La rencontre avec l'histoire
La généalogie met la famille au premier plan mais elle est aussi un plaisir de l'esprit et un jeu intellectuel. Cette remontée dans le temps permet non seulement de retrouver les noms de ses ancêtres mais de les faire revivre dans le contexte historique, social et culturel de leur époque. Ainsi cette quête personnelle s'élargit sur tout autre chose et on y apprend souvent plus que dans nos livres de classe. Les métiers sont un bon exemple. La plupart d'entre nous descend de petites gens, des paysans, des savetiers, des échevins, des tabellions... Alors, on s'interroge sur certains métiers disparus. Derrière un mot comme manouvrier, on découvre que c'était celui qui, sous l'Ancien Régime louait sa force de travail. De même, on apprend que le marguillier, s'occupaient à la même époque de tout ce qui avait trait à la fabrique de la paroisse. Ce que je recherche, confirme Paul, c'est plus à retracer leur histoire qu'à retrouver ou prouver une quelconque lignée . Très vite, l'esprit de la recherche s'emballe. Il y a un côté détective qui cherche à reconstituer le puzzle, le bonheur de découvrir d'où l'on est issu et de reconstituer l'histoire du peuple, pas celle qu'on raconte dans les livres. Certains d'ailleurs s'éloignent parfois du but initial et se mettent à dépouiller alors systématiquement les contrats de mariage, inventaires après décès, partages et autres actes et finissent ainsi par avoir une notion assez précise de la vie quotidienne et du niveau de vie de l'époque étudiée.

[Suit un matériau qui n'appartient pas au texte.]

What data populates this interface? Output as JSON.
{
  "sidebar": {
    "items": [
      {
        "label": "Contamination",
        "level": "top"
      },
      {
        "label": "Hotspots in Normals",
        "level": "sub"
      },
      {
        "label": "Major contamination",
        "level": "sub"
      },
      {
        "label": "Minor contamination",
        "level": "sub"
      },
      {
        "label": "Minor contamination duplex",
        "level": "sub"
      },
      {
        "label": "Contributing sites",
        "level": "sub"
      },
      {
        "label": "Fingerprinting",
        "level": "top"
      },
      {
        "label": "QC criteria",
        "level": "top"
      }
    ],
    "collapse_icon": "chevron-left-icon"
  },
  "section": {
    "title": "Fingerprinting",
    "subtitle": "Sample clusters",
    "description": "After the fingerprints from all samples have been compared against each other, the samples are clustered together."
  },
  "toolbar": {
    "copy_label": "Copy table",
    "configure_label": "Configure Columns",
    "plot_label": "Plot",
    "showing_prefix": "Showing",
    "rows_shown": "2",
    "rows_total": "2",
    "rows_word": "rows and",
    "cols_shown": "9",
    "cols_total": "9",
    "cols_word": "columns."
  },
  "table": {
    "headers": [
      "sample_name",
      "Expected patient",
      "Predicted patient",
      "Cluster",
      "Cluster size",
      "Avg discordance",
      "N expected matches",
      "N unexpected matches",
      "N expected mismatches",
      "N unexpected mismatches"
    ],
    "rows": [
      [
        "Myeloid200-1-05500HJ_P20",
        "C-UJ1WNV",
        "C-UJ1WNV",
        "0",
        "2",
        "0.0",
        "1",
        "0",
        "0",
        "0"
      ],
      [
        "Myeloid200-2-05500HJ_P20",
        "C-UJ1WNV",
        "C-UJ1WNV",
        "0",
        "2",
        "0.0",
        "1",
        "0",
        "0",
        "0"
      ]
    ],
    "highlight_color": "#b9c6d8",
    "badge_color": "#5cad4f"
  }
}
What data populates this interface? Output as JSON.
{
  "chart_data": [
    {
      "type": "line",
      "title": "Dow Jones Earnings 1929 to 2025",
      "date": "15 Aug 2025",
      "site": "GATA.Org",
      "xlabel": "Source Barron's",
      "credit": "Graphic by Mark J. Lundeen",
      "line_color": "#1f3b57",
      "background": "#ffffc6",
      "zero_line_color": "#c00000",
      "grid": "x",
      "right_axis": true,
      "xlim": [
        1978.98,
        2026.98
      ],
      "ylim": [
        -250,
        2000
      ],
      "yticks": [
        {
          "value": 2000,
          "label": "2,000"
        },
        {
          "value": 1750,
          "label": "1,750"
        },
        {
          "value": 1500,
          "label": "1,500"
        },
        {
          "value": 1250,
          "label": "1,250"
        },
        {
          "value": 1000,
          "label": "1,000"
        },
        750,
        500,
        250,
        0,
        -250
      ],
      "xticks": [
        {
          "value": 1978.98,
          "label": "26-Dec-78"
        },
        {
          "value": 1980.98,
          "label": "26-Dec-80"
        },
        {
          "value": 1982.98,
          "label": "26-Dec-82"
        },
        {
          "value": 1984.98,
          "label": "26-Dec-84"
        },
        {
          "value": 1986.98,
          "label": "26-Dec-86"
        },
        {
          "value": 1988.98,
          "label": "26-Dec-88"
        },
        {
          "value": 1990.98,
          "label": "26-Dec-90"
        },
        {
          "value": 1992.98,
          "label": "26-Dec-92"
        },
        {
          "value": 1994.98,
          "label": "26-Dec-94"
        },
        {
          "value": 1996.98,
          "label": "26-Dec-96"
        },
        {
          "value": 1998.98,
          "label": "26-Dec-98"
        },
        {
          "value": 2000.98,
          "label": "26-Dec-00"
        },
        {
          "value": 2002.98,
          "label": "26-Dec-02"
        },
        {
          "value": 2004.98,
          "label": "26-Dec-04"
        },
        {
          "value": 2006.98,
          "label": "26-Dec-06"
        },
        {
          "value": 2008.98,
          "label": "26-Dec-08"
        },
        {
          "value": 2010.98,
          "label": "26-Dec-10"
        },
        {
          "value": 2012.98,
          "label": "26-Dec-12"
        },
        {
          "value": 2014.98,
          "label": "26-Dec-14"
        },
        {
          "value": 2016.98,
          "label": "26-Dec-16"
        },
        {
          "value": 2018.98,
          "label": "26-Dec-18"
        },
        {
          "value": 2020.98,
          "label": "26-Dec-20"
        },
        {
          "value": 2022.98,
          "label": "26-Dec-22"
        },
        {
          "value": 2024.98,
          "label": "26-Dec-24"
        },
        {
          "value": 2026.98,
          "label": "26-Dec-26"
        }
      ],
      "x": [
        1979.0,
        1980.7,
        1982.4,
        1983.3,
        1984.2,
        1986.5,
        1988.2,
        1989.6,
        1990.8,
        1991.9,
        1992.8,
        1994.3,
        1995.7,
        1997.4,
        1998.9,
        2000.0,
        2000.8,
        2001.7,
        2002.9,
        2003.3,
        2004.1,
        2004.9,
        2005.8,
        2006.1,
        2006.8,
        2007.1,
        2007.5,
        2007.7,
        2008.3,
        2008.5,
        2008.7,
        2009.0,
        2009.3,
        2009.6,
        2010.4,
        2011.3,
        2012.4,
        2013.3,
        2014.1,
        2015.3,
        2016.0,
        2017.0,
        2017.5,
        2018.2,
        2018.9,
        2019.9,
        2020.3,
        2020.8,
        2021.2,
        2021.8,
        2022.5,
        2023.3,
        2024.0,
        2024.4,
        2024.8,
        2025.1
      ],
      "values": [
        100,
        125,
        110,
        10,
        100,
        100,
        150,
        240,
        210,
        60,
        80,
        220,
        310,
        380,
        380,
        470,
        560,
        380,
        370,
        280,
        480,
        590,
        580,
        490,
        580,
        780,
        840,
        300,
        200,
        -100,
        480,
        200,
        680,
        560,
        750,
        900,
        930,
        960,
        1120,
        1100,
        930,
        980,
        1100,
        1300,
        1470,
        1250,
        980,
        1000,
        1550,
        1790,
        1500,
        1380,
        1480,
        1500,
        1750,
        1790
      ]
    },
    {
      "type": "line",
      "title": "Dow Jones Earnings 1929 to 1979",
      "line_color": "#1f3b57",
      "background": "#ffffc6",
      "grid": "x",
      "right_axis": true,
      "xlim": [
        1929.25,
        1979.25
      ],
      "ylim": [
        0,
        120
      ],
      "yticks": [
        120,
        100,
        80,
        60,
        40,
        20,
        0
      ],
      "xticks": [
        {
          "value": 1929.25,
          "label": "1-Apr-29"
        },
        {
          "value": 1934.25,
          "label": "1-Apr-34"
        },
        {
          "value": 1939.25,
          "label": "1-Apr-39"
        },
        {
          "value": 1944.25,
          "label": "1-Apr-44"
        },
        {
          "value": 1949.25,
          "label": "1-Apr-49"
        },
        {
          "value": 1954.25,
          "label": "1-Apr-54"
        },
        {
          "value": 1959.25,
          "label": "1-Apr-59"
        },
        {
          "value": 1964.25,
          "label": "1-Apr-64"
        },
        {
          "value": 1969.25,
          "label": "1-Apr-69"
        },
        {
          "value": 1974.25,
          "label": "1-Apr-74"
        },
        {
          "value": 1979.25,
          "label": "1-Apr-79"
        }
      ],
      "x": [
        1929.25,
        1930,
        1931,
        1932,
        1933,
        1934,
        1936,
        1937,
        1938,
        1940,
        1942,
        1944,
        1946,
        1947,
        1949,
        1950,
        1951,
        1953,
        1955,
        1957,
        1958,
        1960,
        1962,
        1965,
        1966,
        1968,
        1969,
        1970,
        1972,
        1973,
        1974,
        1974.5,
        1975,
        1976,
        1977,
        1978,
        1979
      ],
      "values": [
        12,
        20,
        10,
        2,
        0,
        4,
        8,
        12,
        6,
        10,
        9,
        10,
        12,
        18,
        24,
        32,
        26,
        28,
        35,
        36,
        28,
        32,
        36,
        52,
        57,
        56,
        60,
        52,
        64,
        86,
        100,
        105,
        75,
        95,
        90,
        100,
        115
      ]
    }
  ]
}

C'est aussi l'occasion de réviser l'histoire comme Yvonne dont les parents étaient de la région de Ypres en Belgique. Elle a découvert qu'elle avait eu un très lointain ancêtre espagnol au temps de Charles Quint. Rien d'étonnant, explique Yvonne qui s'est penchée depuis sur les Flandres du XVIe siècle, puisque cet empereur né à Gand était aussi roi d'Espagne. J'ai compris d'où venaient les cheveux frisés et bruns de mon frère alors que dans la famille nous sommes tous blonds avec des cheveux lisses. L'interprétation ne ferait peut-être pas l'unanimité chez les hommes de l'art mais peut-être que cette explication génétique est exacte.

La quête de racines
Je pense que pour beaucoup, il s'agit de retrouver des racines et des repères à notre époque où le monde évolue à toute vitesse , analyse Stéphanie. Dans ce monde en plein bouleversement, à l'heure où les familles se font et se défont pour un oui ou un non, où les gens s'expatrient pour des raisons économiques et où les métissages sont de plus en plus nombreux, la quête des ancêtres donne une assise. L'homme est comme un arbre, disait le Père Caro, prêtre assomptionniste, pour tenir debout, il faut qu'il ait des racines. Ainsi, si l'on sait d'où l'on vient, c'est plus facile de savoir où l'on va. On peut se situer dans une trajectoire sinon on n'est rien d'autre qu'un électron libre, sans référence. La recherche de mes ancêtres m'a permis d'aller vers les vivants, précise Eric. Que de personnes rencontrées, de cousinages et d'amitiés grâce à ces recherches. D'ailleurs, une nouvelle sorte de fête se répand, les cousinades. Le principe? Réunir toutes les ramifications de la descendance familiale, c'est à dire tous les cousins et les cousines, même très éloignés. La rencontre est joyeuse. On se réjouit d'avoir des cousins du bout du monde, on s'émeut de se découvrir la même fossette, le même menton... Et on ressent une énergie nouvelle et une joie profonde à se sentir une appartenance.